Should former Houston Astros first baseman Jeff Bagwell be voted into the Major League Baseball Hall of Fame when voting results are released on Wednesday?

In a word, 'yes'. As a matter of fact, it's long overdue.

Now, while nothing is a guarantee, things look pretty good for Bagwell, in terms of getting in this year.

Last year, Bagwell fell 15 votes short of joining the elite in Cooperstown, New York. He finished at 71.6%, which fell just short of the needed 75% to be voted into the Hall of Fame.

So, it would be a real surprise if Bagwell doesn't pick up the extra 15 votes and get in this year.

That being said, it's hard to figure out why he isn't already in, having been passed over on six occasions.

Bagwell is the only player, EVER, to collect 40 home runs, 30 doubles, 30 stolen bases, and 100 walks in a single season, and he did it not once, but twice.

He is one of only 17 players to accumulate 400 homers, 1,500 RBI's, 1,500 runs, and 1,400 walks, while reaching base 3,800 times.

Among the 19 first basemen already in the Hall of Fame, Bagwell ranks third in WAR, yet he didn't get in on his first six tries.

How impressive are Bagwell's stats? Well, let's compare him to Ken Griffey, Jr.

I'm not picking on Griffey, as he deserves to be in the Hall of Fame. I'm using Griffey as a comparison because just last year, he set a new record, by being voted in with 99.3% of the vote.

Well, in terms of career statistics, Bagwell has a better batting average (.297/.284) and on-base percentage (.408/.370) than Griffey.

Maybe surprisingly, to some, Bagwell also has a higher career slugging percentage than Griffey (.540/.538), a better OPS (.948/.907), and even finished his career with more stolen bases (202/184).

If you look at the 162-game averages by the two, Griffey bettered Bagwell in only one category, home runs (38/34).

In a season, Bagwell averaged more hits (174/169), more runs (114/101), more doubles (37/32), more RBI's (115/111), more stolen bases (15/11), and the same amount of triples (2), while producing a better batting average (.297/.284), on-base percentage (.408/.370), and slugging percentage (.540/.538) than Griffey.

Again, this is not to knock Griffey; he's a definite Hall of Famer.
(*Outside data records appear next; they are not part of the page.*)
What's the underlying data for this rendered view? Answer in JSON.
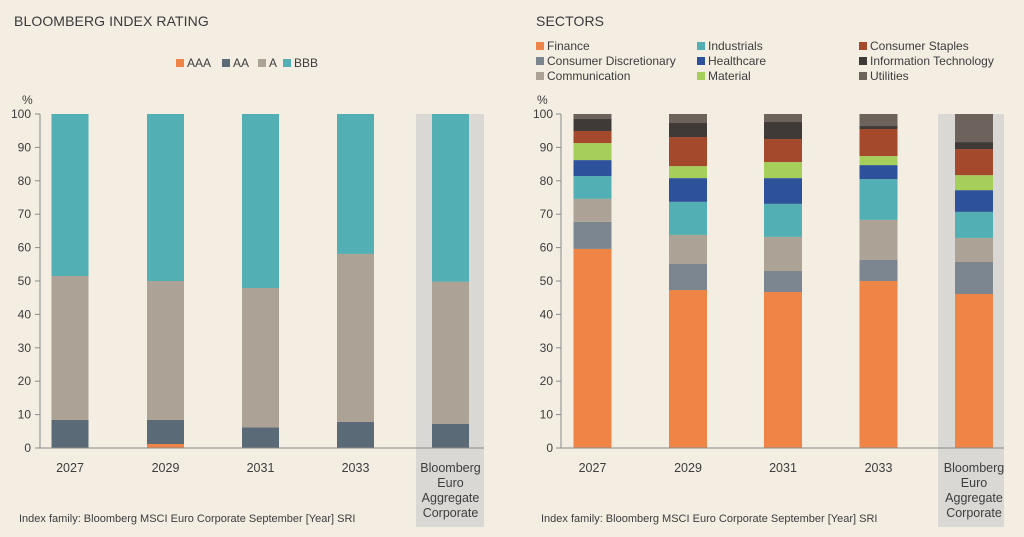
{
  "style": {
    "background": "#f3ede2",
    "text_color": "#3d3d3d",
    "axis_color": "#8a8a8a",
    "highlight_band": "#d9d8d5"
  },
  "chart_data": [
    {
      "type": "bar",
      "stacked": true,
      "title": "BLOOMBERG INDEX RATING",
      "xlabel": "",
      "ylabel": "%",
      "ylim": [
        0,
        100
      ],
      "yticks": [
        0,
        10,
        20,
        30,
        40,
        50,
        60,
        70,
        80,
        90,
        100
      ],
      "grid": false,
      "legend_position": "top",
      "categories": [
        "2027",
        "2029",
        "2031",
        "2033",
        "Bloomberg Euro Aggregate Corporate"
      ],
      "highlighted_category": "Bloomberg Euro Aggregate Corporate",
      "series": [
        {
          "name": "AAA",
          "color": "#ef8447",
          "values": [
            0,
            1.2,
            0,
            0,
            0
          ]
        },
        {
          "name": "AA",
          "color": "#5b6a77",
          "values": [
            8.4,
            7.2,
            6.2,
            7.8,
            7.2
          ]
        },
        {
          "name": "A",
          "color": "#aca295",
          "values": [
            43.1,
            41.6,
            41.7,
            50.3,
            42.6
          ]
        },
        {
          "name": "BBB",
          "color": "#52afb3",
          "values": [
            48.5,
            50.0,
            52.1,
            41.9,
            50.2
          ]
        }
      ],
      "note": "Index family: Bloomberg MSCI Euro Corporate September [Year] SRI"
    },
    {
      "type": "bar",
      "stacked": true,
      "title": "SECTORS",
      "xlabel": "",
      "ylabel": "%",
      "ylim": [
        0,
        100
      ],
      "yticks": [
        0,
        10,
        20,
        30,
        40,
        50,
        60,
        70,
        80,
        90,
        100
      ],
      "grid": false,
      "legend_position": "top",
      "categories": [
        "2027",
        "2029",
        "2031",
        "2033",
        "Bloomberg Euro Aggregate Corporate"
      ],
      "highlighted_category": "Bloomberg Euro Aggregate Corporate",
      "series": [
        {
          "name": "Finance",
          "color": "#ef8447",
          "values": [
            59.6,
            47.3,
            46.7,
            50.0,
            46.1
          ]
        },
        {
          "name": "Consumer Discretionary",
          "color": "#7c8690",
          "values": [
            8.1,
            7.8,
            6.3,
            6.3,
            9.6
          ]
        },
        {
          "name": "Communication",
          "color": "#aca295",
          "values": [
            6.9,
            8.7,
            10.2,
            12.0,
            7.2
          ]
        },
        {
          "name": "Industrials",
          "color": "#52afb3",
          "values": [
            6.8,
            9.9,
            9.9,
            12.2,
            7.8
          ]
        },
        {
          "name": "Healthcare",
          "color": "#2e519b",
          "values": [
            4.8,
            7.1,
            7.7,
            4.2,
            6.5
          ]
        },
        {
          "name": "Material",
          "color": "#a6ce5a",
          "values": [
            5.1,
            3.6,
            4.8,
            2.7,
            4.5
          ]
        },
        {
          "name": "Consumer Staples",
          "color": "#a4492b",
          "values": [
            3.6,
            8.7,
            6.9,
            8.1,
            7.8
          ]
        },
        {
          "name": "Information Technology",
          "color": "#3f3a38",
          "values": [
            3.6,
            4.2,
            5.1,
            0.9,
            2.1
          ]
        },
        {
          "name": "Utilities",
          "color": "#6d625c",
          "values": [
            1.5,
            2.7,
            2.4,
            3.6,
            8.4
          ]
        }
      ],
      "note": "Index family: Bloomberg MSCI Euro Corporate September [Year] SRI"
    }
  ]
}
But he's a guy that over 99% of the voters said 'yes' to on his first year on the ballot, setting a new record, and yet Bagwell, who had better stats, in multiple categories, is still fighting to get in?

And I realize that Griffey suffered through his share of injuries. But you also must not forget that Bagwell's career was cut short by an arthritic shoulder, or that Bagwell played the first 9 years of his career at the Astrodome, a pitcher's paradise.

The reason Bagwell hasn't been voted in, yet, is because there have been whispers of steroid use.

That's all there has been however, whispers. Bagwell never tested positive, and didn't turn up in the Mitchell Report, or any other investigation.

His name also hasn't surfaced among the names leaked in connection with the 104 positives on the 2003 survey tests, like Sammy Sosa, Manny Ramirez, David Ortiz and Alex Rodriguez.

Does that prove he was 100% clean? No, but it certainly should give him the benefit of the doubt.

He hasn't played in a game since 2005, and nobody has anything concrete against him? Time to move on.

Not voting Jeff Bagwell into the Hall of Fame for 6-consecutive years has been silly.

Thankfully, the silliness will end. I think.